J Neuroimmunol 2003 Jan;134(1-2):133-41
Kantarci OH, Hebrink DD, Achenbach SJ, Atkinson EJ, Waliszewska A, Buckle G, McMurray CT, de Andrade M, Hafler DA, Weinshenker BG.
Department of Neurology, Mayo Clinic and Foundation, 200 First Street, SW, 55905, Rochester, MN, USA
We comprehensively screened CTLA4 for novel genetic variations in patients with MS.
We studied genetic variations by association methods in a population-based sample of 122 sporadic patients with MS and 244 age-, gender- and ethnicity-matched controls, and by linkage and family-based association methods in 395 individuals from 59 American multiplex pedigrees with 141 affected individuals.

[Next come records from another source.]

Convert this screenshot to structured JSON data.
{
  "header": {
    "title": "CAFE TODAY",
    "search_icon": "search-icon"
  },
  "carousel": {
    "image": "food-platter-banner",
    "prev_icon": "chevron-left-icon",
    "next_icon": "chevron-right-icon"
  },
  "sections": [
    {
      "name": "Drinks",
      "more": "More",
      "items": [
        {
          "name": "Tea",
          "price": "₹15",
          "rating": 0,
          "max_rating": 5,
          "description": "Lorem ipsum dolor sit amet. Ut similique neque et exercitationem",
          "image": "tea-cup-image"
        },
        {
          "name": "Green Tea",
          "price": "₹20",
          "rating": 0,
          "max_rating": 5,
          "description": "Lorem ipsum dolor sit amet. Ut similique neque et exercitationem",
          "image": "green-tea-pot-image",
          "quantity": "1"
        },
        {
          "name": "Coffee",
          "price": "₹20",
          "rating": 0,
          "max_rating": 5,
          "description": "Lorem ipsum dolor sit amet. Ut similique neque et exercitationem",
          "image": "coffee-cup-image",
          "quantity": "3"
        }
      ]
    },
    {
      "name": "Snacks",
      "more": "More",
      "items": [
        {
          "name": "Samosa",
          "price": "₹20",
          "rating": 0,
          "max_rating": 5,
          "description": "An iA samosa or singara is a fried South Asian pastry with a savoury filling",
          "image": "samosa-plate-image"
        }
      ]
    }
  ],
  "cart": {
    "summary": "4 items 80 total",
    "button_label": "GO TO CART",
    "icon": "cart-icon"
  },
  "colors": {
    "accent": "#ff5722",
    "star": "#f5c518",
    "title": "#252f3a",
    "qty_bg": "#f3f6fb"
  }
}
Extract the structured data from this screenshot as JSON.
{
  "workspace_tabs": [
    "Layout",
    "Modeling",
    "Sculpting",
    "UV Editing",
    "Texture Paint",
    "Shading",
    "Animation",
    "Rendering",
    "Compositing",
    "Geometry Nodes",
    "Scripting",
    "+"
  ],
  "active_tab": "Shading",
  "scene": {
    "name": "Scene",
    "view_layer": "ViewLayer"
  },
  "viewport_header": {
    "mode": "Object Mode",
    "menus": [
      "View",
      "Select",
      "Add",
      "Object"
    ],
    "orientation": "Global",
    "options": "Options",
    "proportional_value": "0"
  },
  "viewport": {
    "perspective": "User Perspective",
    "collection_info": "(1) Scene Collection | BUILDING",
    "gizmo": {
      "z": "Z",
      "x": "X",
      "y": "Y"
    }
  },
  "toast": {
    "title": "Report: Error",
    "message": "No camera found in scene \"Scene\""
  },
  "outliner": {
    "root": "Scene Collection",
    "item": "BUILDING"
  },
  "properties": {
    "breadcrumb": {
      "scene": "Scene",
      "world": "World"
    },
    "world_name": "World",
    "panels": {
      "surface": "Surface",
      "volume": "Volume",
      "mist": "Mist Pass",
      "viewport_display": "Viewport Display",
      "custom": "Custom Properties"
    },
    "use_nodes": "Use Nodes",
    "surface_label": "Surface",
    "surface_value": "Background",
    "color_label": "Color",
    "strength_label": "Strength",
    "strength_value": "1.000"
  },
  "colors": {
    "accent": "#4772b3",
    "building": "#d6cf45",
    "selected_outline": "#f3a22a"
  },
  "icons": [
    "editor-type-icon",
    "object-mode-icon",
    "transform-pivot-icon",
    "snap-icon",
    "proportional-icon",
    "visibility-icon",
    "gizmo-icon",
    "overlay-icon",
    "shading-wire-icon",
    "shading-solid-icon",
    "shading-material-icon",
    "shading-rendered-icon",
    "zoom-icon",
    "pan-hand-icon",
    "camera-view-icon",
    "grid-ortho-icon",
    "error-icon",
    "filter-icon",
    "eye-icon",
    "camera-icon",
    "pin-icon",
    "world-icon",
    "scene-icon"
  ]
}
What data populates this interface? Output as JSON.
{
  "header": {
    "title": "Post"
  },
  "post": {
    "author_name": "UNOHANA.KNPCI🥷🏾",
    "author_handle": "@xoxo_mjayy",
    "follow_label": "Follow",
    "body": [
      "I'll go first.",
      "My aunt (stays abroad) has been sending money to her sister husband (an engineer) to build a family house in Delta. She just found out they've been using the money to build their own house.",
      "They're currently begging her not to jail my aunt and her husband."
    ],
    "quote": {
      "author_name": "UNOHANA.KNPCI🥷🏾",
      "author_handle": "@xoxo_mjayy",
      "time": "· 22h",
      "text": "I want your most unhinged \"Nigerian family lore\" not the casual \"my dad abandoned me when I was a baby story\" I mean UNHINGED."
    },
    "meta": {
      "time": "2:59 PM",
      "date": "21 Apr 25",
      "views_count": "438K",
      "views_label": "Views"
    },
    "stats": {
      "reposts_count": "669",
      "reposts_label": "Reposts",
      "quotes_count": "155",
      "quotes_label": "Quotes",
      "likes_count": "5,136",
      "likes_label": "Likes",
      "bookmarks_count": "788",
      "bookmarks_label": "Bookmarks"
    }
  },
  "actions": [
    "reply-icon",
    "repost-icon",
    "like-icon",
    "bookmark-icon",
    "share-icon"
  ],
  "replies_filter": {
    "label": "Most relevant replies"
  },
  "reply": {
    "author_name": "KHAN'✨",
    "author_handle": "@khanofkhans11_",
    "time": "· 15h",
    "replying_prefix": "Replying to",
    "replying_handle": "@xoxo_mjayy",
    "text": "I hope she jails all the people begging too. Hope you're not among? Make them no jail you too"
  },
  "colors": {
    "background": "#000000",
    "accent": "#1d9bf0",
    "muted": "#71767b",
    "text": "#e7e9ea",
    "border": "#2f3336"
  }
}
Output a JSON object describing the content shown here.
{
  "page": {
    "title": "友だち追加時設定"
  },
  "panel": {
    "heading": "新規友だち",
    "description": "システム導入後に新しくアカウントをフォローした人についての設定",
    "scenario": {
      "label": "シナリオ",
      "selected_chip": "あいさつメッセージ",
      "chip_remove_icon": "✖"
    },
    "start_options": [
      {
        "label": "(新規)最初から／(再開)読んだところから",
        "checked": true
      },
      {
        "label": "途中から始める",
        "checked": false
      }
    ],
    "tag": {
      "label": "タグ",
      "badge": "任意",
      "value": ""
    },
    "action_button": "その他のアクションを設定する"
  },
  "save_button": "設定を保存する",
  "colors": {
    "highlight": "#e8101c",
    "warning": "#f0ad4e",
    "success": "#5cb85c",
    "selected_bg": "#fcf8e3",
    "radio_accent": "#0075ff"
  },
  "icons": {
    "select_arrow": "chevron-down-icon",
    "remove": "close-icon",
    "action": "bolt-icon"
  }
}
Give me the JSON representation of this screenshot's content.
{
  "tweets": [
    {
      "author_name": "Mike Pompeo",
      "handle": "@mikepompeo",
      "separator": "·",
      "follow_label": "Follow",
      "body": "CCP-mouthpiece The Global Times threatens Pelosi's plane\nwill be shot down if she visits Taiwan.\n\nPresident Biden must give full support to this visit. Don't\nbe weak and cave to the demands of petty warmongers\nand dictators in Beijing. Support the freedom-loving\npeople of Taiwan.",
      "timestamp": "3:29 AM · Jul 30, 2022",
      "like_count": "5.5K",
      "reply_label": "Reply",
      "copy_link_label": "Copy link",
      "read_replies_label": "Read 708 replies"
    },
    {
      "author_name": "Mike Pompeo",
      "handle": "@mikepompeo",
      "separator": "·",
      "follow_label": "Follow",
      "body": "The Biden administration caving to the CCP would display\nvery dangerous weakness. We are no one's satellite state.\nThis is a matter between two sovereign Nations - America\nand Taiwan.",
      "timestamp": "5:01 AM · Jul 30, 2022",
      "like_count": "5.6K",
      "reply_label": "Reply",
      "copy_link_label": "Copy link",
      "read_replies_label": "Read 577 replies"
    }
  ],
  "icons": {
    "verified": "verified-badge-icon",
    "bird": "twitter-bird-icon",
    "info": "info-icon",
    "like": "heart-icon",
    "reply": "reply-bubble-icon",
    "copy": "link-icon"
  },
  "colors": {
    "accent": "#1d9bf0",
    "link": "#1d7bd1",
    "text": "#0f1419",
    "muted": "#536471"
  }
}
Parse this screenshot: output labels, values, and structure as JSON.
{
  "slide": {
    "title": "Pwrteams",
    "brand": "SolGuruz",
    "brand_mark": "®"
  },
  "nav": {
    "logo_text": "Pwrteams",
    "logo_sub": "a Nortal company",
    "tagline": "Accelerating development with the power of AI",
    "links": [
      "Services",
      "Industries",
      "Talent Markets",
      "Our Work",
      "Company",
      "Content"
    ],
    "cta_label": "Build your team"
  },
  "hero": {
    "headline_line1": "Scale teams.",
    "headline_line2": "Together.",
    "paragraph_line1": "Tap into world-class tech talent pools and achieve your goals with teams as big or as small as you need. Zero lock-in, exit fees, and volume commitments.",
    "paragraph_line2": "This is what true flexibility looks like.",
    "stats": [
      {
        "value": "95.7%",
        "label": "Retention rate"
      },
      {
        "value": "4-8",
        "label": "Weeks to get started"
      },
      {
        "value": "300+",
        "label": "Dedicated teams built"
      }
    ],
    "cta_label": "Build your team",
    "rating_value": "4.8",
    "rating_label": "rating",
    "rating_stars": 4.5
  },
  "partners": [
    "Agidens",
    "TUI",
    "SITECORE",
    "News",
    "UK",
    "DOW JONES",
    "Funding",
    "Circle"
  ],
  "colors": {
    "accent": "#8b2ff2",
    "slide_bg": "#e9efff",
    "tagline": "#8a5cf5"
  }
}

Being homozygous for AT(8) (common) allele of the 3'(514) microsatellite (OR: 1.69; CI: 0.99-2.86) and for the common 5'(318)*C/E1(49)*A/3'(514*AT(8) haplotype (OR: 1.96; CI: 1.13-3.39) was associated with increased susceptibility to MS in Olmsted County.
The genotype frequencies of other individual polymorphisms were not significantly different between cases and controls.
A pooled analysis of association studies revealed an odds ratio of 1.28 (95% CI: 1.01-1.63; p=0.043) for 5'(-318)*C homozygotes and 1.28 (95% CI: 1.08-1.51; p=0.005) for the 3'(514)*AT(8) allele.
We did not detect linkage with MS susceptibility in multiplex families.
We did not find a strong association with age at onset, disease course or severity.
CTLA-4 is associated with susceptibility to MS.